Dasar klasifikasi tumor otak berdasarkan keganasan, lokasi, asal dan penampang jaringan
sel.3

Meningioma merupakan tumor SSP yang sering ditemukan, berasal dari lapisan mening
yang membungkus otak dan medula spinalis. Meningioma termasuk tumor jinak, pertama
kali digambarkan oleh Matthew Bailie dalam Morbid Anatomy (1787) dan pertama kali
diidentifikasi dengan benar oleh Bright pada tahun 1831, yaitu berasal dari duramater dan
arachnoid, kemudian dianalisis dari setiap sudut pandangnya oleh Harvey Cushing (1962)
yang mengelompokkan berdasarkan histologi. Meningioma diperkirakan berasal dari
arachnoid cap cell yaitu lapisan paling luar dari arachnoid. Meningioma mewakili sekitar
15% dari neoplasma intrakranial primer dengan insidensi 4-5 per 100.000 individu,
perbandingan perempuan dan laki-laki sekitar 2:1. Insidensi tertinggi pada usia 60-70 tahun.

1
Sebagian besar meningioma mempunyai pertumbuhan yang lambat dan mempunyai gejala
yang berhubungan dengan peningkatan tekanan intrakranial secara bertahap. Nyeri kepala
dan kejang merupakan gejala yang sering ditemukan, gejala lainnya muncul sesuai dengan
ukuran dan letak tumornya. Untuk menegakkan diagnosis meningioma adalah dengan
pemeriksaan CT scan atau MRI kepala dengan kontras yang menunjukkan gambaran
penyengatan.
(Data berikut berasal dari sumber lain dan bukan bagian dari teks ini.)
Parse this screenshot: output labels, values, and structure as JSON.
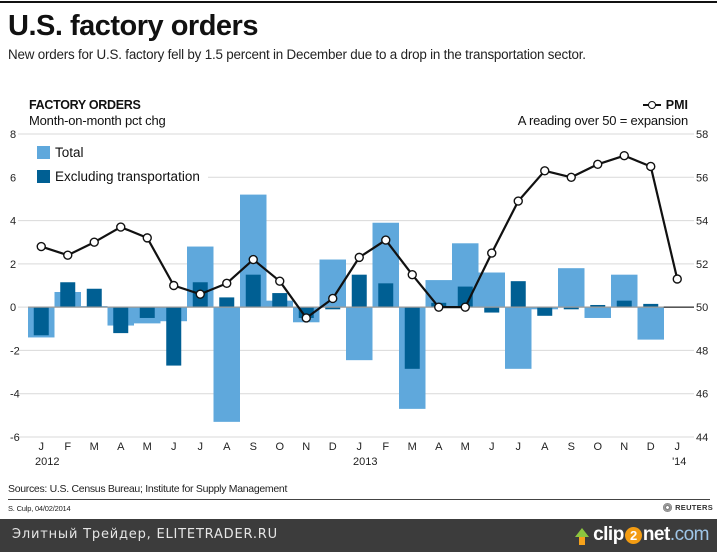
{
  "header": {
    "title": "U.S. factory orders",
    "subtitle": "New orders for U.S. factory fell by 1.5 percent in December due to a drop in the transportation sector."
  },
  "chart_data": {
    "type": "bar",
    "title": "FACTORY ORDERS",
    "ylabel": "Month-on-month pct chg",
    "ylim": [
      -6,
      8
    ],
    "yticks": [
      8,
      6,
      4,
      2,
      0,
      -2,
      -4,
      -6
    ],
    "y2label": "A reading over 50 = expansion",
    "y2lim": [
      44,
      58
    ],
    "y2ticks": [
      58,
      56,
      54,
      52,
      50,
      48,
      46,
      44
    ],
    "grid": true,
    "legend": {
      "placement": "top-left",
      "entries": [
        "Total",
        "Excluding transportation"
      ]
    },
    "legend2": {
      "placement": "top-right",
      "entries": [
        "PMI"
      ]
    },
    "categories": [
      "J",
      "F",
      "M",
      "A",
      "M",
      "J",
      "J",
      "A",
      "S",
      "O",
      "N",
      "D",
      "J",
      "F",
      "M",
      "A",
      "M",
      "J",
      "J",
      "A",
      "S",
      "O",
      "N",
      "D",
      "J"
    ],
    "year_labels": [
      {
        "index": 0,
        "label": "2012"
      },
      {
        "index": 12,
        "label": "2013"
      },
      {
        "index": 24,
        "label": "'14"
      }
    ],
    "series": [
      {
        "name": "Total",
        "type": "bar",
        "axis": "left",
        "color": "#5fa8dc",
        "values": [
          -1.4,
          0.7,
          0.05,
          -0.85,
          -0.75,
          -0.65,
          2.8,
          -5.3,
          5.2,
          0.3,
          -0.7,
          2.2,
          -2.45,
          3.9,
          -4.7,
          1.25,
          2.95,
          1.6,
          -2.85,
          -0.1,
          1.8,
          -0.5,
          1.5,
          -1.5,
          null
        ]
      },
      {
        "name": "Excluding transportation",
        "type": "bar",
        "axis": "left",
        "color": "#005f93",
        "values": [
          -1.3,
          1.15,
          0.85,
          -1.2,
          -0.5,
          -2.7,
          1.15,
          0.45,
          1.5,
          0.65,
          -0.5,
          -0.1,
          1.5,
          1.1,
          -2.85,
          0.2,
          0.95,
          -0.25,
          1.2,
          -0.4,
          -0.1,
          0.1,
          0.3,
          0.15,
          null
        ]
      },
      {
        "name": "PMI",
        "type": "line",
        "axis": "right",
        "color": "#111111",
        "values": [
          52.8,
          52.4,
          53.0,
          53.7,
          53.2,
          51.0,
          50.6,
          51.1,
          52.2,
          51.2,
          49.5,
          50.4,
          52.3,
          53.1,
          51.5,
          50.0,
          50.0,
          52.5,
          54.9,
          56.3,
          56.0,
          56.6,
          57.0,
          56.5,
          51.3
        ]
      }
    ]
  },
  "legend": {
    "total_label": "Total",
    "excl_label": "Excluding transportation",
    "pmi_label": "PMI",
    "pmi_note": "A reading over 50 = expansion",
    "left_title": "FACTORY ORDERS",
    "left_sub": "Month-on-month pct chg"
  },
  "footer": {
    "sources": "Sources: U.S. Census Bureau; Institute for Supply Management",
    "credit": "S. Culp, 04/02/2014",
    "brand": "REUTERS"
  },
  "watermark_bar": {
    "text": "Элитный Трейдер, ELITETRADER.RU",
    "logo_pre": "clip",
    "logo_two": "2",
    "logo_post": "net",
    "logo_dom": ".com"
  }
}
Penatalaksanaan dilakukan berdasarkan ukuran dan lokasi tumor, meliputi
operatif, radiasi atau kemoterapi. Meningioma diklasifikasikan berdasarkan WHO menjadi
derajat 1,2, dan 3. Dari klasifikasi tersebut dapat diperkirakan angka prognosisnya. Prognosis
umumnya baik dengan operasi pengangkatan seluruh massa tumor. Harapan hidup 5 tahun
sebesar 75%.5

2
BAB 2

Tinjauan Pustaka

2.1 Anatomi6

Meningen terdiri dari tiga lapisan, yaitu dura mater, arachnoid dan piamater. Duramater
disebut juga pachymeninx yang berarti membran yang kuat, sedangkan arachnoid dan
piamater disebut leptomeninges yang berarti membran yang lembut.

a. Duramater

Terdiri dari dua lapisan jaringan ikat fibrosa yang kuat.Lapisan luar dura mater adalah
periosteum pada sisi dalam tulang tengkorak.Lapisan dalam adalah lapisan meningen yang
sebenarnya; membentuk lapisan luar sub dural space yang sangat sempit.Dua lapisan dura ini
dipisahkan pada sinus dura. Lipatan - lipatan dura mater akan membentuk falx cerebri, falx
cerebelli, diafragma sellae dan dinding dari Meckel’s cave.

b. Arachnoid

Arachnoid adalah lapisan membran tipis, dan avaskuler yang menempel ke lapisan dalam
dura mater. Ruang diantara arachnoid dan piamater disebut ruang sub arahnoid yang berisi
cairan serebro spinal. Arachnoid dan piamater dihubungkan satu sama lain oleh jaringan ikat
yaitu trabekula arachnoideae. Pia mater melekat ke permukaan serebrum sesuai dengan
lekukan - lekukannya sehingga ruang sub arachnoid akan lebih sempit pada beberapa tempat.

c. Pia mater

Pia mater terdiri dari lapisan tipis sel mesodermal.Tidak seperti arachnoid, pia mater
tidak hanya menyelubungi permukaan otak yang kelihatan namun juga permukaan yang
tersembunyi dalam sulkus-sulkus nya.Pembuluh darah yang masuk atau keluar dari otak juga
diselubungi oleh selubung pia mater.

3
Gb 1. Lapisan Kepala dan Meningen

2.2. Definisi
Meningioma merupakan tumor yang berasal dari sel-sel pada lapisan meningens yang
membungkus susunan saraf pusat.5
2.3 Gejala Klinis4
Gejala klinis yang didapatkan dapat berupa gejala klinis umum maupun lokal.
Gejala klinis umum timbul karena peningkatan tekanan intracranial, meliputi :
1. Nyeri kepala, merupakan gejala awal penderita. Nyeri kepala berat juga diperberat
dengan oleh perubahan posisi, batuk, manuever valsava dan aktivitas fisik. Muntah
ditemukan bersama nyeri kepala pada 50% pasien. Nyeri kepala ipsilateral pada tumor
supratentorial sebanyak 80% dan terutama pada bagian frontal. Tumor fossa posteri
memberikan nyeri alih ke oksiput dan leher.
2. Muntah tanpa diawali dengan mual, mengindikasikan tumor yang luas dengan efek
massa tumor tersebut juga mengidikasikan adanya pergeseran otak.
3. Perubahan status mental, meliputi gangguan konsentrasi, cepat lupa, perubahan
kepribadian, perubahan mood dan berkurangnya inisiatif yang terletak pada lobus frontal
atau temporal.

4
4. Ataksia dan gangguan keseimbangan.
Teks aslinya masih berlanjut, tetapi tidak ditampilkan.